Sinch’s survey found that 47% of consumers believe AI/chatbots will dominate customer service in the next 10 years. Interestingly, that perspective dominates all generations (Z through Boomers). Gen Z (18-27) indicated that chatbots/AI-driven communications. All generations also indicated that they think SMS/texting will be the “#2” communications method – a view that increases by several percentage point grows if RCS is added to the total. (RCS is basically a better version of SMS/MMS.)
Note, further, that AI can of course be used across all these communication methods, as well as more mundane automations (e.g., order/shipping confirmations, etc.). Gareiss noted that while AI-powered agent assist is not customer-facing (like a bot is), those solutions directly help the agent and indirectly assist the customer by resolving their issue more quickly and/or accurately.
Metrigy found that virtual assistants/chatbots/voicebots were the most planned CX transformation project, followed by analytics and self-service capabilities. Analytics can help companies figure out whether what they’re doing is working, while self-service capabilities could include customer-facing knowledge bases or other solutions that are not bot-based. Metrigy defines a CX transformation as the application of a new or existing technology to improve the agent and/or customer experience that ultimately results in measurable business improvement.
“Voice of the Customer programs are important. You can speak with your customers and [maybe ask]: ‘Should we be using bots?’,” Gareiss said. “If you get a lot of complaints, maybe you should rethink what you’re doing.”
Improving CX with Bots
Metrigy also asked consumers to identify what business could do to improve CX, as illustrated below. Hiring more knowledgeable people (60%) and reducing hold times (57%) were by far the top two results.
Gareiss noted that AI-powered solutions can be used to reduce (or perhaps eliminate) hold times via self-service. Agent Assist can be used to continuously train agents and even make those people appear more knowledgeable than they might be (via summarization of answers, Gen AI-generated scripts, etc.).
Gareiss said that Metrigy has developed an algorithm that allows them to correlate in their surveys what successful firms are doing compared to others. Metrigy’s ‘success group’ shows higher than average measurable improvements in their business metrics by certain technologies, namely AI and more successful CX transformations.

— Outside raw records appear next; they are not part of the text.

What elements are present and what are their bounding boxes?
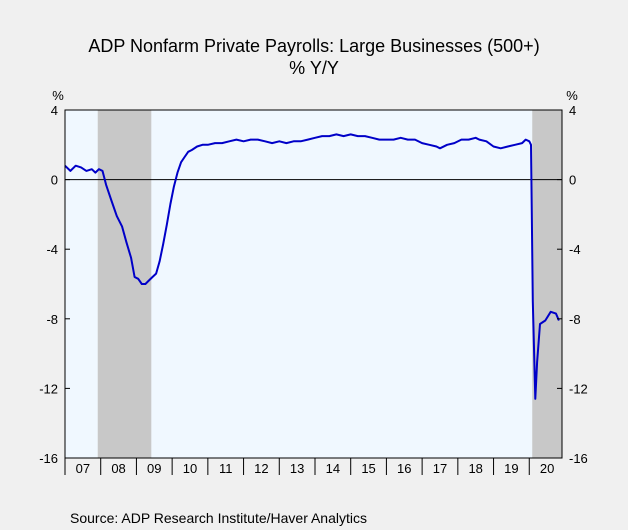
right-y-tick-label: 0 xyxy=(569,173,576,188)
left-y-tick-label: -12 xyxy=(39,381,58,396)
right-y-tick-label: -8 xyxy=(569,312,581,327)
x-tick-label: 09 xyxy=(147,461,161,476)
source-note: Source: ADP Research Institute/Haver Ana… xyxy=(70,510,367,526)
right-y-tick-label: -16 xyxy=(569,451,588,466)
right-y-tick-label: -12 xyxy=(569,381,588,396)
chart-subtitle: % Y/Y xyxy=(289,58,339,78)
x-tick-label: 10 xyxy=(183,461,197,476)
recession-shade-2 xyxy=(532,110,562,458)
x-tick-label: 18 xyxy=(468,461,482,476)
right-y-tick-label: 4 xyxy=(569,103,576,118)
series-line-1 xyxy=(64,133,560,400)
x-tick-label: 16 xyxy=(397,461,411,476)
x-tick-label: 17 xyxy=(433,461,447,476)
right-y-tick-label: -4 xyxy=(569,242,581,257)
left-y-tick-label: -16 xyxy=(39,451,58,466)
plot-area: 4 4 0 0 -4 -4 -8 -8 -12 -12 -16 -16 07 08 09 10 11 12 13 14… xyxy=(39,103,588,476)
left-axis-unit: % xyxy=(52,88,64,103)
x-tick-label: 19 xyxy=(504,461,518,476)
plot-frame xyxy=(64,109,563,459)
x-tick-label: 20 xyxy=(540,461,554,476)
x-tick-label: 12 xyxy=(254,461,268,476)
left-y-tick-label: -8 xyxy=(46,312,58,327)
x-tick-label: 14 xyxy=(326,461,340,476)
left-y-tick-label: -4 xyxy=(46,242,58,257)
right-axis-unit: % xyxy=(566,88,578,103)
x-tick-label: 08 xyxy=(111,461,125,476)
x-tick-label: 13 xyxy=(290,461,304,476)
chart-title: ADP Nonfarm Private Payrolls: Large Busi… xyxy=(88,36,539,56)
x-tick-label: 11 xyxy=(219,461,233,476)
x-tick-label: 07 xyxy=(76,461,90,476)
left-y-tick-label: 4 xyxy=(51,103,58,118)
left-y-tick-label: 0 xyxy=(51,173,58,188)
x-tick-label: 15 xyxy=(361,461,375,476)
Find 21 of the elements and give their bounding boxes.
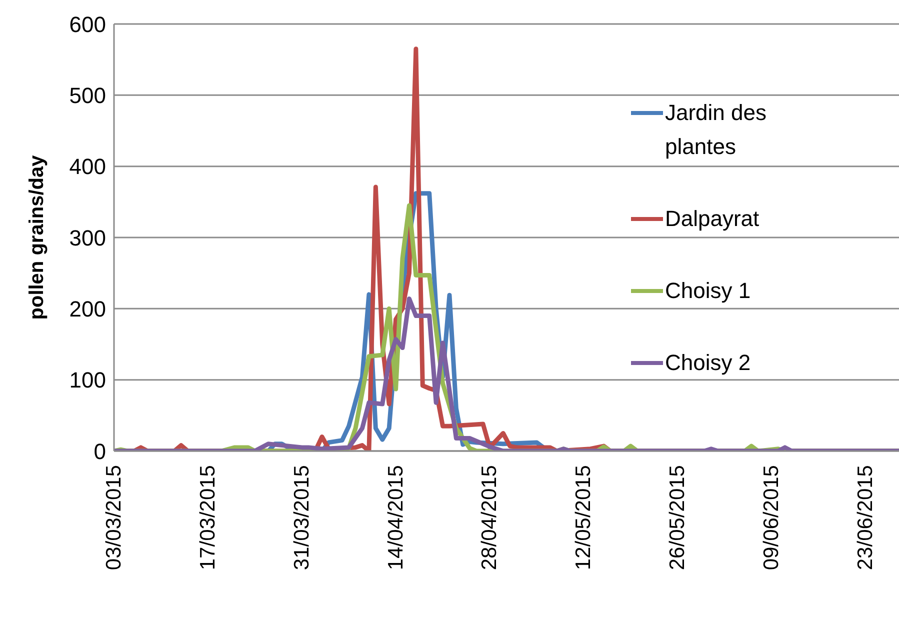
x-tick-label: 23/06/2015	[854, 465, 877, 570]
x-tick-label: 31/03/2015	[290, 465, 314, 570]
x-tick-label: 14/04/2015	[384, 465, 408, 570]
legend-label: Dalpayrat	[665, 205, 760, 233]
x-tick-label: 12/05/2015	[572, 465, 596, 570]
legend-label: Jardin des plantes	[665, 99, 768, 161]
x-tick-label: 17/03/2015	[196, 465, 220, 570]
y-tick-label: 100	[69, 368, 106, 393]
y-tick-label: 0	[94, 438, 106, 464]
legend-label: Choisy 2	[665, 349, 751, 377]
y-tick-label: 600	[69, 12, 106, 37]
y-tick-label: 500	[69, 82, 106, 108]
legend-label: Choisy 1	[665, 277, 751, 305]
x-tick-label: 09/06/2015	[760, 465, 784, 570]
y-tick-label: 200	[69, 296, 106, 322]
x-tick-label: 28/04/2015	[478, 465, 502, 570]
x-tick-label: 03/03/2015	[102, 465, 126, 570]
x-tick-label: 26/05/2015	[666, 465, 690, 570]
y-tick-label: 400	[69, 154, 106, 180]
y-axis-title: pollen grains/day	[26, 154, 48, 320]
y-tick-label: 300	[69, 225, 106, 250]
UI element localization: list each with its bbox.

The following chart illustrates that while 78% of consumers say people are more important than technology, among Metrigy’s success group those companies investing in technology are seeing those ‘above average’ improvements in their business metrics. “When companies deploy technology in the right way, it can become even more important than people, because it can empower people and enable people – and empower your agents to just do a better job,” Gareiss said.
But with respect to voice and chat bots, Gareiss advised companies to spend time building them, training them, designing them and applying them to the right problems.
“We can't really move forward as an industry with AI when only about 60% of your customers are willing to use bots,” Gareiss said. “I'm not saying not to use bots. I'm saying you need to use them properly. You need to educate your customers on why they should use them.”